Zunächst das Stirnrunzeln. Politisch ist der Mann unbeleckt. Seit gut fünf Jahren sitzt er als Senator im Kongress. Er hat erst eine Wahl gewonnen. Das war’s. Überdies spotten die Konservativen, John Edwards sei nur eine Notlösung gewesen. Am liebsten hätte John Kerry, der Herausforderer in spe von Präsident George W. Bush, den populären Republikaner John McCain an seiner Seite gehabt. Doch der habe ihm einen Korb gegeben. Dann die Millionen: Als Rechtsanwalt, der sich auf Produkthaftungsklagen spezialisierte, hat Edwards viele Millionen Dollar kassiert. Solche Klagen sind ethisch nicht unumstritten. Und schließlich: Ein Herz und eine Seele waren Kerry und Edwards bislang nicht. Gelegentlich rumpelte es zwischen ihnen heftig.

Doch nun der Jubel. Kerrys Entscheidung, Edwards zu seinem „running mate“ zu machen, hat den US-Wahlkampf enorm belebt.
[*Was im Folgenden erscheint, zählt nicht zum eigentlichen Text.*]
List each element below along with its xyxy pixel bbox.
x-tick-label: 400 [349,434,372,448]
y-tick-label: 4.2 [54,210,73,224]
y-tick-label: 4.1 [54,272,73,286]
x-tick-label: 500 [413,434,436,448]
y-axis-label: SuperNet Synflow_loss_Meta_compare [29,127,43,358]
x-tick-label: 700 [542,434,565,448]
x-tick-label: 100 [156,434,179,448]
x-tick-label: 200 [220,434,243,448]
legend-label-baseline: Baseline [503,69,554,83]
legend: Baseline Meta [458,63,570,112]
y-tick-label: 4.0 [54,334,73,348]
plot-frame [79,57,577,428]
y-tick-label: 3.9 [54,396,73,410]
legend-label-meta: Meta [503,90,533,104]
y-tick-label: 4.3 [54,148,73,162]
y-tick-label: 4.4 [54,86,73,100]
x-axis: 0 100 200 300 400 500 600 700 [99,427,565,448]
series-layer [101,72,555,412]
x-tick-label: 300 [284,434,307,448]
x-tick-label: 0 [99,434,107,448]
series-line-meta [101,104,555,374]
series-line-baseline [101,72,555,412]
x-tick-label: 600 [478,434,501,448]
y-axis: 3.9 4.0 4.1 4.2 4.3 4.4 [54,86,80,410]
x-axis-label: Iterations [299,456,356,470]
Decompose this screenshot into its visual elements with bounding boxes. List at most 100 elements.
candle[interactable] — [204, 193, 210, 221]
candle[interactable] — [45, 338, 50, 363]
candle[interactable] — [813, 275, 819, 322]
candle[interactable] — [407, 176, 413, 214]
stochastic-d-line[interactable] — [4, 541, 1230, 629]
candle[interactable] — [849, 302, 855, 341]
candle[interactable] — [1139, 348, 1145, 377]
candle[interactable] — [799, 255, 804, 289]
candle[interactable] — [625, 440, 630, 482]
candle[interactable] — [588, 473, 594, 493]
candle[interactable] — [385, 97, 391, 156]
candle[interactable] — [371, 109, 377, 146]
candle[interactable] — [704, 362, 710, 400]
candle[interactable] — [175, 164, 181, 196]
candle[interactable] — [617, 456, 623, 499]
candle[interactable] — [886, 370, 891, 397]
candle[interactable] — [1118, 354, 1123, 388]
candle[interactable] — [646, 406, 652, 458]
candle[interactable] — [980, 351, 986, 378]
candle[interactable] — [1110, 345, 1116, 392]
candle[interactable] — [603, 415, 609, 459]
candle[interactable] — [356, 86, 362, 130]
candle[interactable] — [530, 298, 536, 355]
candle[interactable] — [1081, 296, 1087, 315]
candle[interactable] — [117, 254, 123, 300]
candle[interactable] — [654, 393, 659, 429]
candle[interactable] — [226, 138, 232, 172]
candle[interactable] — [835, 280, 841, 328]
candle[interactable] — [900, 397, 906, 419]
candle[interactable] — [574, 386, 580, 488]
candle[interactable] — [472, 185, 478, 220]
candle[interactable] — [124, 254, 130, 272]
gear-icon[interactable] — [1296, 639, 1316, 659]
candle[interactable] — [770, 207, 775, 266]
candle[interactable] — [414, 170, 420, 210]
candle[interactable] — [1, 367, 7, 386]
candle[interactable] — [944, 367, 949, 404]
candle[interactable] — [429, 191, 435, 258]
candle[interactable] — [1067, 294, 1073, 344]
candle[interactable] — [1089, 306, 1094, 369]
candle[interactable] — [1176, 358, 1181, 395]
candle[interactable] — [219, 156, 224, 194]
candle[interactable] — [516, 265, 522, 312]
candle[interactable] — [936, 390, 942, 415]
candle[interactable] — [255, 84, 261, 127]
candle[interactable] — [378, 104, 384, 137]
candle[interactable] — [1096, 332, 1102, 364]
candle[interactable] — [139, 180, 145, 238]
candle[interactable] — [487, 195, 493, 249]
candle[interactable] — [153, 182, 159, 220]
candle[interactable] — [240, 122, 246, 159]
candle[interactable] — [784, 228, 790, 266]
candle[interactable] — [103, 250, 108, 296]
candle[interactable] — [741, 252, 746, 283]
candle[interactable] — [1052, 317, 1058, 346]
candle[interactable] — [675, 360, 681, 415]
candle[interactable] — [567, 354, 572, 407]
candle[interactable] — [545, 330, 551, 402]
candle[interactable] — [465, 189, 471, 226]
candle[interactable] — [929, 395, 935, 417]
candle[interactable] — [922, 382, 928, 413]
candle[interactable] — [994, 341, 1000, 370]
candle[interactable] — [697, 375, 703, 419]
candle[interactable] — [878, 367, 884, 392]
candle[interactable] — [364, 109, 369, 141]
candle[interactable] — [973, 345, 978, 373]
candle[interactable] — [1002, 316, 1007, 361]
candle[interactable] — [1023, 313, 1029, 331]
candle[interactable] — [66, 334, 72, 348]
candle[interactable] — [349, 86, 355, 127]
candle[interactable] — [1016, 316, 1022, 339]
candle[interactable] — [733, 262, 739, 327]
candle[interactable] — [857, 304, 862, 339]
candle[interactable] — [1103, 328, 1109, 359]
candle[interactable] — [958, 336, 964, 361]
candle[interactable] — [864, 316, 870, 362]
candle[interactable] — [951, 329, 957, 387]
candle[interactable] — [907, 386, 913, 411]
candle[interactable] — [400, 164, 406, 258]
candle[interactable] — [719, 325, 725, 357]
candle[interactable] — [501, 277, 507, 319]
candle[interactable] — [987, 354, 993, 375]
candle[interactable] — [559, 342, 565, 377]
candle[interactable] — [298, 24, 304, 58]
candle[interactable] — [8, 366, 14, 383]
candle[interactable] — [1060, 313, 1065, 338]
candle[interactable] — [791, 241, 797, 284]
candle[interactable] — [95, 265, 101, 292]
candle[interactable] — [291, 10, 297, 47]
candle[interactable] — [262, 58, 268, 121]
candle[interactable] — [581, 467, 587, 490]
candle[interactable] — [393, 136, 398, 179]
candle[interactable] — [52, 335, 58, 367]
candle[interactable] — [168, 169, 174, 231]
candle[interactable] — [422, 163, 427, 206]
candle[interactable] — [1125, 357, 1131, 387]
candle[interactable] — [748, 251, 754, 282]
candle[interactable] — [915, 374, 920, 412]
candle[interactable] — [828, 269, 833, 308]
Die demokratische Basis liebt den „Clinton ohne Skandal“, wie der 51-jährige Strahlemann aus North Carolina genannt wird. Er ist charmant, telegen, rhetorisch brillant und frei vom Verdacht, zu eng mit dem Washingtoner Klüngel verbandelt zu sein. Seine Anhänger bringt er in Ekstase, ihn nicht zu mögen, fällt selbst Opponenten schwer.

Gleich doppelt schwer wiegt Edwards Herkunft. Er stammt aus dem Volk, der Vater arbeitete in einer Mühle, die Mutter bei der Post, Sohn John ist der Erste in der Familie, der eine Universität besuchte. Edwards ist nicht, wie etwa Bush, durch Familienabstammung geadelt. Er hat sich alles hart erkämpft. In die Politik trieb es ihn, weil er durch den tödlichen Autounfall seines Sohnes in eine Sinnkrise geraten war, die in den Wunsch mündete, der Gemeinschaft dienen zu wollen. Ein edles Motiv. Zweitens stammt Edwards aus einem Südstaat. Von dort kamen auch die letzten drei demokratischen US-Präsidenten – Bill Clinton (Arkansas), Jimmy Carter (Georgia) und Lyndon B. Johnson (Texas). Edwards Herkunft könnte Kerrys Imageproblem, ein strammer Liberaler aus dem Ostküstenestablishment zu sein, etwas ausgleichen.

Edwards ist ein Naturtalent. Bei den Vorwahlen war er – unterstützt von Ex-Präsident Clinton – der einzige Kandidat, der nicht nur ständig auf die Regierung eindrosch, sondern auch eine positive Botschaft verbreitete. Nun muss er lernen, loyal zu sein. Das wird schwer. Edwards muss aufpassen, mit seinem Elan nicht den eher hölzernen Kerry in den Schatten zu stellen. Das Licht des Vize darf nicht zu hell leuchten.